- Most Americans have some form of debt. The majority of homeowners take out mortgages and make monthly payments on their homes. Other common forms of consumer debt include auto loans, lines of credit and credit cards. In a sense, even monthly utility bills are a form of debt as companies give consumers services on credit, expecting them to pay later.
- Although creditors are supposed to examine your ability to repay them when deciding on a loan or line of credit, you also need to assess yourself. Entering into debt that you don't believe you can pay, can be viewed as unethical. The term "credit" means trust. When you enter into a debt agreement, you have an ethical obligation to act in good faith and take on only as much debt as you can uphold.
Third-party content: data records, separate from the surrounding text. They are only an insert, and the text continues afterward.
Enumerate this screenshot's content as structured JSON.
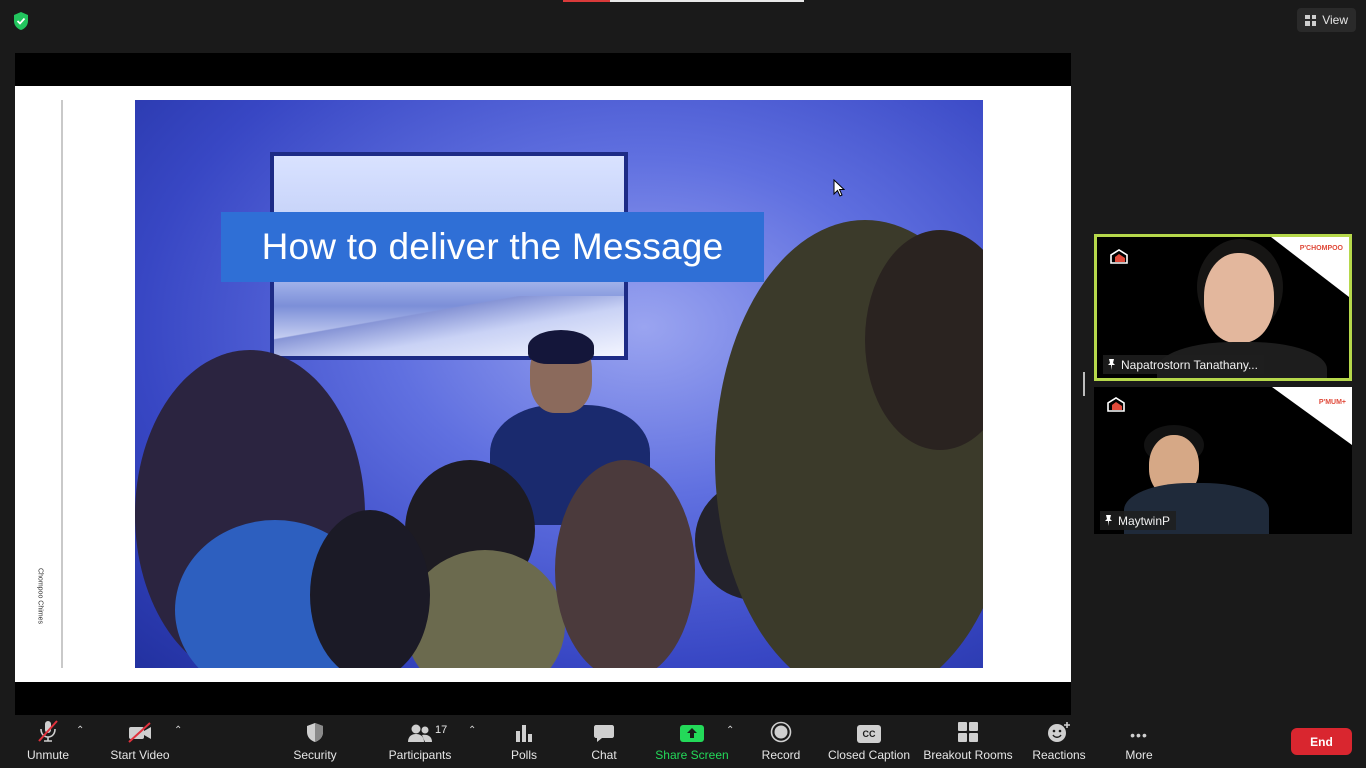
{
  "top_bar": {
    "view_label": "View",
    "shield_icon": "encryption-shield-icon",
    "shield_color": "#22c55e"
  },
  "shared_screen": {
    "slide_title": "How to deliver the Message",
    "side_credit": "Chompoo Chimes"
  },
  "participants": [
    {
      "name": "Napatrostorn Tanathany...",
      "corner_brand": "P'CHOMPOO",
      "active_speaker": true,
      "highlight_color": "#b6d84b"
    },
    {
      "name": "MaytwinP",
      "corner_brand": "P'MUM+",
      "active_speaker": false
    }
  ],
  "toolbar": {
    "unmute": "Unmute",
    "start_video": "Start Video",
    "security": "Security",
    "participants": "Participants",
    "participants_count": "17",
    "polls": "Polls",
    "chat": "Chat",
    "share_screen": "Share Screen",
    "record": "Record",
    "closed_caption": "Closed Caption",
    "breakout_rooms": "Breakout Rooms",
    "reactions": "Reactions",
    "more": "More",
    "end": "End",
    "cc_glyph": "CC",
    "more_glyph": "•••"
  },
  "colors": {
    "share_green": "#23d959",
    "end_red": "#d9262f",
    "muted_red": "#e0313c"
  }
}
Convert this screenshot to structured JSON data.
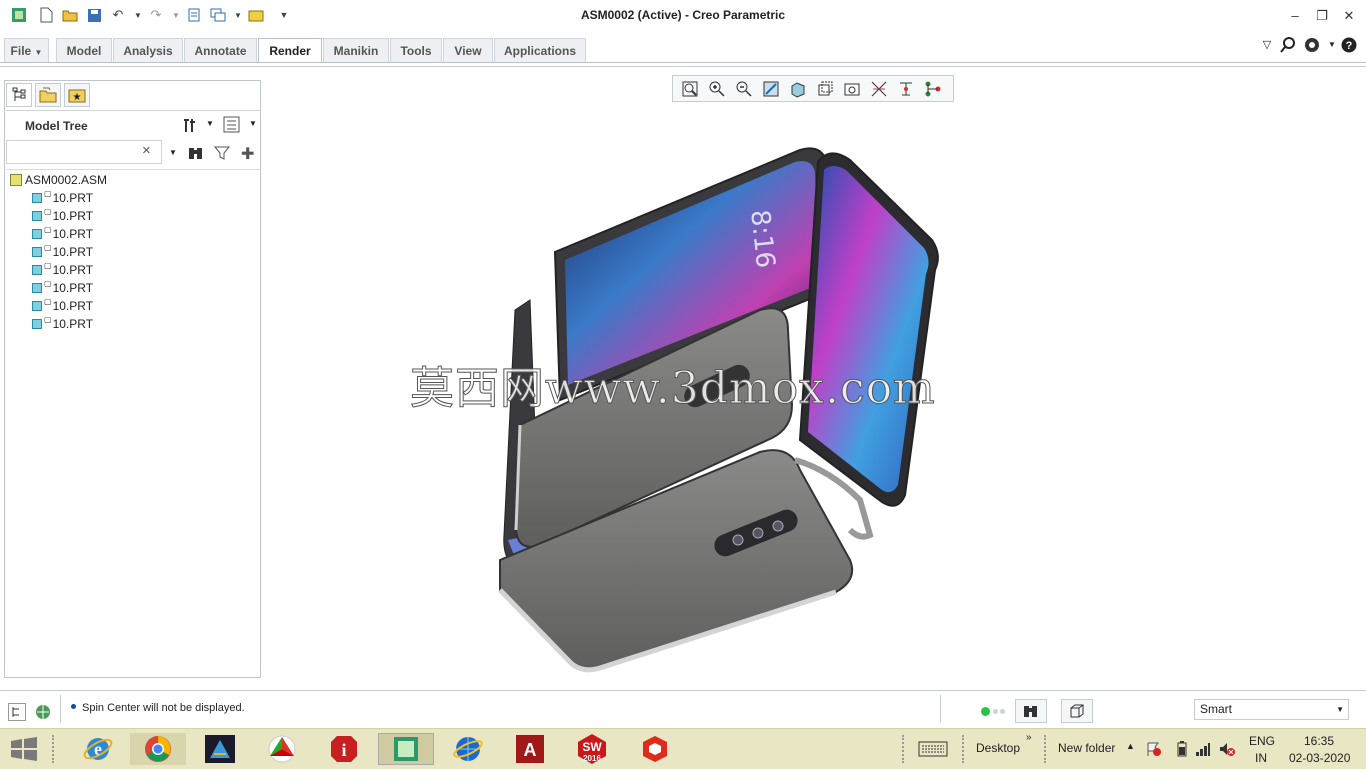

- When businesses need capital to fuel their growth and pursue opportunities, they have two main options: debt and equity. A business can either sell shares of ownership to investors who then yield a percentage of the resulting profits, or take out loans. As a result, companies of all sizes -- from small proprietorships to multinational corporations -- frequently have some amount of debt. The same generally goes for individuals who invest in themselves and their futures through student loans that help increase their human capital and therefore increase what they can command in the labor market.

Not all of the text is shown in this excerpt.